Um certo “realismo” e pragmatismo em relação a leitura da conjuntura internacional, cuja pressão se reflectia na viabilidade financeira das províncias (leia-se Colónias) e que, por isso, exigia concessões e sacrifícios. Portanto, parece evidente que a criação do ensino superior em Angola e Moçambique não foi um acto de benevolência civilizadora, antes pelo contrário, foi um acto de sobrevivência de um regime colonial que se percebia, cada vez mais, sem opções de perpetuar o status quo.

Uma estratégia de sobrevivência era o reforço do discurso ideológico da Unidade Nacional.

“Um ponto que se afigura fundamental, e nunca poderá ser esquecido, é que a Universidade de facto é uma instituição intimamente e perpetuamente ligada à definição e ideia da unidade nacional, que os Portugueses vivem hoje com intensidade, mas poucas vezes atingida no passado” (Langa et al, 2014. p. 279).

Ė interessante notar que as palavras de ordem do vocabulário do status quo colonial, nomeadamente, “contribuir para o desenvolvimento”, “responder a conjuntura internacional” e “reforçar a unidade nacional”, continuam hoje, ainda que em contextos distintos, praticamente as mesmas.

Mudaram-se os tempos, os regimes e o estatuto de colónia para país independente, mas persiste o parolar ideológico da vontade do poder. Nesse vocabulário, se mistifica a função ideológica e o papel da universidade de perpetuar o status quo, como se nota no seguinte excerto do decreto:

“Basta meditar no que representou, para a preservação dessa unidade, a velha e gloriosa Universidade de Coimbra, ao lado da qual enfileiraram dignamente as demais, para todos compreenderem a importância decisiva que a Universidade tem na vida da Nação” (Langa, et al, 2014 p. 279).
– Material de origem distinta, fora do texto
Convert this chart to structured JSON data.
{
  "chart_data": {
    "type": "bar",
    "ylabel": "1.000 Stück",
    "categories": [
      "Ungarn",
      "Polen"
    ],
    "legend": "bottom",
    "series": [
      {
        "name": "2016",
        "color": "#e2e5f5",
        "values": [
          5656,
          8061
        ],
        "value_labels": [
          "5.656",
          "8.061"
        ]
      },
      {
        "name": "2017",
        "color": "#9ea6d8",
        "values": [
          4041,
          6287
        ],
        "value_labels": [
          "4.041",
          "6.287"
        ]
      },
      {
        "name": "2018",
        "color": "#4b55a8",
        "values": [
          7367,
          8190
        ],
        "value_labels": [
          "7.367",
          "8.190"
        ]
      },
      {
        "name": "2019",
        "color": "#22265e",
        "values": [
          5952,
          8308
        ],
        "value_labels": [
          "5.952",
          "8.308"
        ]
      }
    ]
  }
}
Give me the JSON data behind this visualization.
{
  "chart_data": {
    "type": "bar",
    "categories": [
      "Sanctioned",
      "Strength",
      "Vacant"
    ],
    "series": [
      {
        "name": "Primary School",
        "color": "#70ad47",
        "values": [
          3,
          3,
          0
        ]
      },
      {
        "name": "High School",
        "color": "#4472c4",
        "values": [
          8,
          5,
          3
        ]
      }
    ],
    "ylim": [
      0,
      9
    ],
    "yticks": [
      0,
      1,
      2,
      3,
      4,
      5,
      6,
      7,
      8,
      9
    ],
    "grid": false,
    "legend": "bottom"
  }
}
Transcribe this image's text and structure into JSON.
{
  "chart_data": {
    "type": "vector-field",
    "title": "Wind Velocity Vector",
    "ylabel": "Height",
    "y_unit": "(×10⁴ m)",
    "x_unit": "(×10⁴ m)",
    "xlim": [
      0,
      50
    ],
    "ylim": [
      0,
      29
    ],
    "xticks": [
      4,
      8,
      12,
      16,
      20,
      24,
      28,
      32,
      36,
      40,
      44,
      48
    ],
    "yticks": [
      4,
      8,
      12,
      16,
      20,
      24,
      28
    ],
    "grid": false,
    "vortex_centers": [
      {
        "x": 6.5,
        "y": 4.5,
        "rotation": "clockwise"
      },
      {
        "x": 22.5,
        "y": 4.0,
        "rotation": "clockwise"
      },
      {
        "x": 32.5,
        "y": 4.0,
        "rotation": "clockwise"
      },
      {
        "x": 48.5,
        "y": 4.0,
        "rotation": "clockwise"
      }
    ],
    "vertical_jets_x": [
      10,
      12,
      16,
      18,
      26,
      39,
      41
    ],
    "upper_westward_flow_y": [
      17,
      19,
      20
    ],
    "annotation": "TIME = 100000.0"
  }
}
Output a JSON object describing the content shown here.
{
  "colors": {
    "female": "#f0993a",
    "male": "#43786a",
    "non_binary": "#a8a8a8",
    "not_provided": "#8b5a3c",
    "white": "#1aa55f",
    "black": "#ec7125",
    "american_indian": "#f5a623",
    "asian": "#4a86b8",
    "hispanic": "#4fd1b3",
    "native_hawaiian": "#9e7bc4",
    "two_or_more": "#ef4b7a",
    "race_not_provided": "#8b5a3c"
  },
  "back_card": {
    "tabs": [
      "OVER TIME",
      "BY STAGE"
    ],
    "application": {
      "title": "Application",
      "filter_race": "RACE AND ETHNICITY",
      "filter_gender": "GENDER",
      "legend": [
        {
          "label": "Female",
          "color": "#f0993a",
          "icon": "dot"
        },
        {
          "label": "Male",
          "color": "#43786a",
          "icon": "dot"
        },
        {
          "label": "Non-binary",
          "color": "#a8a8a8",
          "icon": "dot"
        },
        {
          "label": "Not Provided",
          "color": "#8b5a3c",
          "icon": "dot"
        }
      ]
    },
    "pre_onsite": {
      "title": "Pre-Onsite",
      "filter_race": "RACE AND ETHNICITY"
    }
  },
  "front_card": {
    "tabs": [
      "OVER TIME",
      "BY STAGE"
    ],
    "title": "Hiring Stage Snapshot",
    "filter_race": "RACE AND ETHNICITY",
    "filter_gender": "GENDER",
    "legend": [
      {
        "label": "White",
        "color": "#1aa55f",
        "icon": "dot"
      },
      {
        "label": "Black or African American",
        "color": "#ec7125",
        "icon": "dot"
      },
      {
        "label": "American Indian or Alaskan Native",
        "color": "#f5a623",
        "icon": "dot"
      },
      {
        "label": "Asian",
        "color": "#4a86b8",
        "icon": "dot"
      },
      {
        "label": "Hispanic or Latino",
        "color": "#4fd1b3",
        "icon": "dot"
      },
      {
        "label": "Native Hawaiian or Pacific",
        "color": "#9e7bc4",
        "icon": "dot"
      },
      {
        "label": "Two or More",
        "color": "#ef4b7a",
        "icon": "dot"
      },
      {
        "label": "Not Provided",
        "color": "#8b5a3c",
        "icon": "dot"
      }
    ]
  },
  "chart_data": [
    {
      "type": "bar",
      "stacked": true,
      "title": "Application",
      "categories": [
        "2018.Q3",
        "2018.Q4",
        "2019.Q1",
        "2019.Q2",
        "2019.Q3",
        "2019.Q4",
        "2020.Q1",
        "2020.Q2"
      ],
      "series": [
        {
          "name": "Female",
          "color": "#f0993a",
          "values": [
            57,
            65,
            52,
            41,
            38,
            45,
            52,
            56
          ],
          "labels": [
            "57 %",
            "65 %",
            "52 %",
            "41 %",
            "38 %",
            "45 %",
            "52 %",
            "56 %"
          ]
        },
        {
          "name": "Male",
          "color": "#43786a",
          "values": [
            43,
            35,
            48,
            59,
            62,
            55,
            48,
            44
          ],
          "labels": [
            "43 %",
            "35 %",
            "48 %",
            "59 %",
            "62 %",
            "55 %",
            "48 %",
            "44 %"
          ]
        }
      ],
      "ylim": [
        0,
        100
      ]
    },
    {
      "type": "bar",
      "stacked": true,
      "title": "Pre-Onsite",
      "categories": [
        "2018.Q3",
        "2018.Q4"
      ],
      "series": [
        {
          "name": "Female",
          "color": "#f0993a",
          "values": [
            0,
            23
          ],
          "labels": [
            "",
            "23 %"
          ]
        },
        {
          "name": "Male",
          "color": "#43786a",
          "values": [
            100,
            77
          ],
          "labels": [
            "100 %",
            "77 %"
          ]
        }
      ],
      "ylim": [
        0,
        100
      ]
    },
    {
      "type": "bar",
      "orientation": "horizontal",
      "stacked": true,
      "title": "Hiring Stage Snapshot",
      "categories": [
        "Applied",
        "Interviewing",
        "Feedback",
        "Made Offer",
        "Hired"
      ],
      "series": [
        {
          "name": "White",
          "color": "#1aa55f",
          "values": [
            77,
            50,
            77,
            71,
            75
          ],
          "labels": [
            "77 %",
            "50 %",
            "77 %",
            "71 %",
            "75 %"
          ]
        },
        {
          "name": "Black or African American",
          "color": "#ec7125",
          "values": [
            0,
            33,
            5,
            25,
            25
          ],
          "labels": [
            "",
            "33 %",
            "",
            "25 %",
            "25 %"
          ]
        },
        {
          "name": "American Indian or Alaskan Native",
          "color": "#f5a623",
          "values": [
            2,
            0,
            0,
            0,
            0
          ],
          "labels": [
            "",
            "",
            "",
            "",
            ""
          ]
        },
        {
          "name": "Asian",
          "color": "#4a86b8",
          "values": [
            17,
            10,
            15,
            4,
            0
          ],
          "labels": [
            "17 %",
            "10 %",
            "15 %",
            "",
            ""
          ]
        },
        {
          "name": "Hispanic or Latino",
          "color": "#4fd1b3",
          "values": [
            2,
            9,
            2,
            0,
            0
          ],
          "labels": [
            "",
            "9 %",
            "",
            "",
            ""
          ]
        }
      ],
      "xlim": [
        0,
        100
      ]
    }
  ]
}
A criação da universidade na colónia era percebida como um acto necessário ainda que de grande risco, para o qual se deveria tomar todo o cuidado para não colocar em causa a estabilidade e a dignidade do País, neste caso, Portugal. Como refere o decreto “Trata-se, pois, de um domínio onde não deve improvisar-se sem perigos graves para a dignidade do País, para os seus interesses vitais e até para a estabilidade social dos povos” (Op. cit).

 

E remata o decreto:

“Daí o inconveniente de o ensino superior ser instituído em qualquer parte do território nacional, em termos de os seus diplomados virem a sentir-se socialmente diminuídos pela circunstância de aos títulos obtidos não poder ser reconhecida igual à dos concedidos por outras instituições de ensino superior”. (…). Por isso, se entende que o ensino superior nas províncias ultramarinas deve ser feito em estreita associação com as Universidades existentes, as quais, dando mais uma vez a prova do seu acrisolado devotamento ao interesse nacional, não se pouparão a sacrifícios para assegurar a tal ensino uma total dignidade (Langa et al, 2014 p. 279).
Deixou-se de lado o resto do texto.